100.0% of residents lived in urban areas, while 0.0% lived in rural areas.

There were 3,861 households in Dranesville, of which 36.4% had children under the age of 18 living in them. Of all households, 75.3% were married-couple households, 8.3% were households with a male householder and no spouse or partner present, and 13.1% were households with a female householder and no spouse or partner present. About 11.2% of all households were made up of individuals, and 5.0% had someone living alone who was 65 years of age or older.

There were 3,926 housing units, of which 1.7% were vacant. The homeowner vacancy rate was 0.2%, and the rental vacancy rate was 6.2%.
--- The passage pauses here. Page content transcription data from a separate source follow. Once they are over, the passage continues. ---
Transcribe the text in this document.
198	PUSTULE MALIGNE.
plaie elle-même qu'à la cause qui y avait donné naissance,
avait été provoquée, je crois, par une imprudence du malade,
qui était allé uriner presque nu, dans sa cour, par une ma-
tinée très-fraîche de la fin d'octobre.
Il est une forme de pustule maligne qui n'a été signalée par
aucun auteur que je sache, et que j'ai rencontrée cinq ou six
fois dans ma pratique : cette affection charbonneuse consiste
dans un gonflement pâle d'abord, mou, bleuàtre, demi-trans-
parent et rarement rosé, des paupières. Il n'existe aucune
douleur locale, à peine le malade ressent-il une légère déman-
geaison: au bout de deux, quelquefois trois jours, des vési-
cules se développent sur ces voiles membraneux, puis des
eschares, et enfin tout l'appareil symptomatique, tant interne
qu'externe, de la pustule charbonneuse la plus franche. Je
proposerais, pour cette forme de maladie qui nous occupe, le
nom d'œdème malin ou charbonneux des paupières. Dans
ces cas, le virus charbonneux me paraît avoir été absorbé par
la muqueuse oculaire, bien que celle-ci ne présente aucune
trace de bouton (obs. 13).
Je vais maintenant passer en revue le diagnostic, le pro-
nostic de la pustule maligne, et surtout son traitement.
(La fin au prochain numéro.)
===Demographic estimates===

According to the 2022 American Community Survey, the average family household had 3.39 people. The largest ancestry group was the 19.5% who had English ancestry, 19.1% spoke a language other than English at home, and 17.5% were born outside the United States, 75.8% of whom were naturalized citizens.

===Income and poverty===

The median income for a household in the CDP was $206,344, and the median income for a family was $217,019. 7.9% of the population were military veterans, and 78.3% had a bachelor's degree or higher. In the CDP, 3.1% of the population was below the poverty line, including 1.3% of those under the age of 18 and 2.8% of those aged 65 or over, with 2.1% of the population without health insurance.